As opposed to a city that prioritises growth and consumption above all else, The Tranquil City is one where there is a quality environment balancing the needs of people, nature and climate.
Notice the nuances, smile at passers-by, don’t be afraid to look like you have nowhere to go. Sit next to someone and tell them about something beautiful you’ve just seen. Laugh away the awkwardness.
Share your tranquil spot with someone when they’re feeling overwhelmed. Sit with them.
Allow for intrigue and curiosity to lead your direction, take a wrong turn, discover the beauty of a quiet street you’ve never noticed before, use your ears to avoid the main noisy and polluted roads, walk through the park, use the sun or the skyscrapers to help navigate. Tell your friend, or boss, to blame Tranquil City for you being late.
It’s probably not that far. Tell people when you arrive that you’ve walked. “You walked all the way here?!” Enjoy the look on their faces. They’ll walk from further next time. Invite others to walk with you.
Nature is a forest, a meadow, a street tree, a pigeon, a weed on the street. Take the time to sit in a more natural space and contemplate what it means to you. Relish in the ways that nature resists our management. See the beauty in the smallest things, creatures, birds, plants and trees.
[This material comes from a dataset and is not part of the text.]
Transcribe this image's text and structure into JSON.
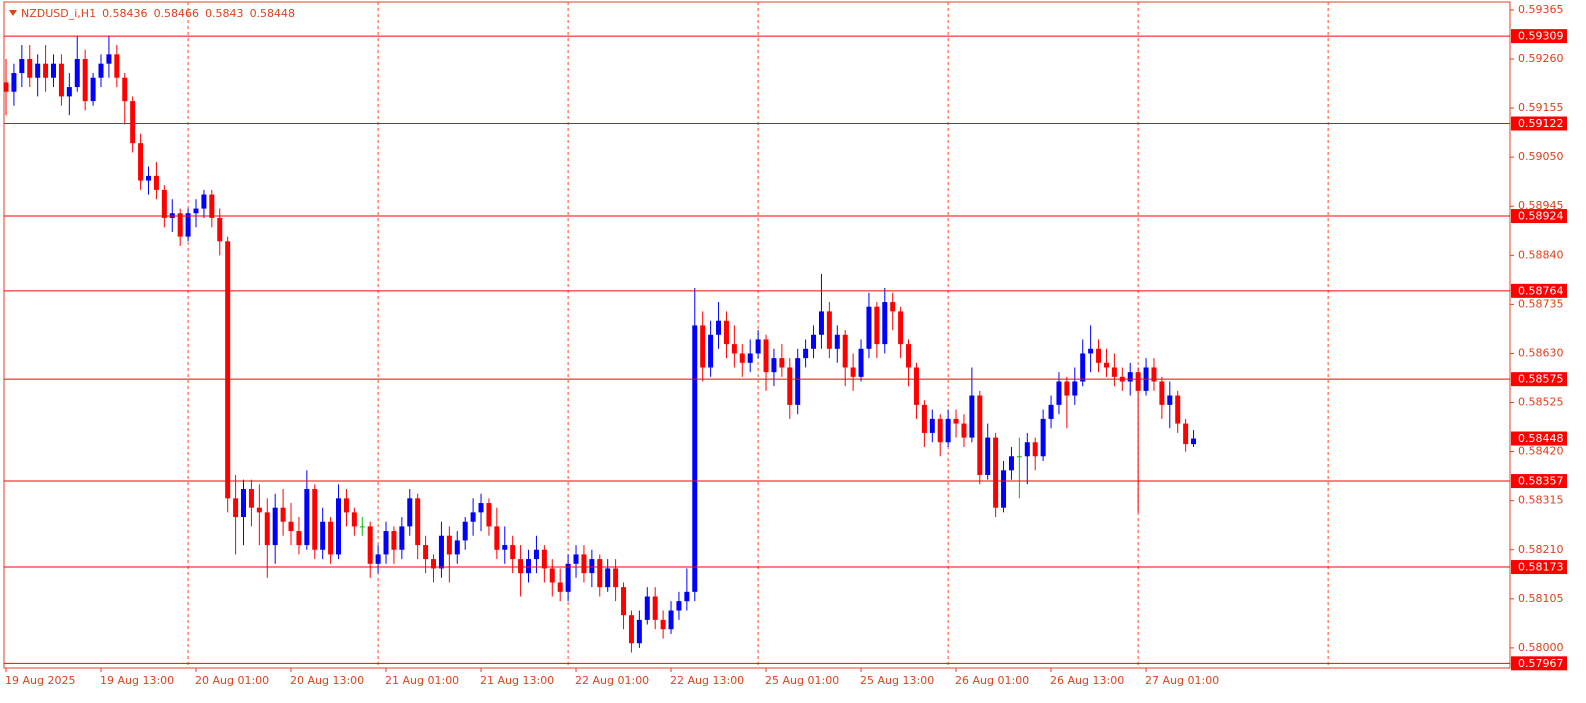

Remember that we’re just part of nature too.
Listen to yourself, your senses, and choose a place where you can enjoy the warmth of the sun or the relief of the shade. Think about why it feels good to you and be conscious of these reasons next time you take a journey. Bring a chair, a blanket or just sit on the ground. By just sitting there it will spark another person to follow your lead. Then you’ve started a movement, a quiet protest against managed public spaces that consciously and subconsciously limit our willingness to act how we would like.
Plant, even without a garden, on your street corner, roadside verge, tree basin or patch of green. Join a gardening group. If one doesn’t exist, start one. Get people together, have fun and improve your street, community garden and area.
Maybe there’s a park, pub or gallery around the corner that you never knew existed? Each new visitor is a recognition of the effort people in your community have taken to create that place, maybe they need your help. Invite and share it with others, volunteer or get involved and help protect it for the future communities to come.
Resist the convenience of owning a motor vehicle. Consider the damage that air and noise pollution does to you, your fellow city dwellers and the environment. In any large city public transport and active travel options should be easy, affordable and normal. The more people exploring options other than owning cars, the more the infrastructure of the city will adapt.
Find out what developments are being planned and why. Talk to people about it. Get involved in the community groups who share your views and help raise issues with your council and planners. Tell the council to make sure that something you want (a park, a square, a community space, a cycle path, a wildlife garden, an allotment, a pub, a cafe) is part of the plans. All of our voices are important when it comes to the planning of our neighbourhoods.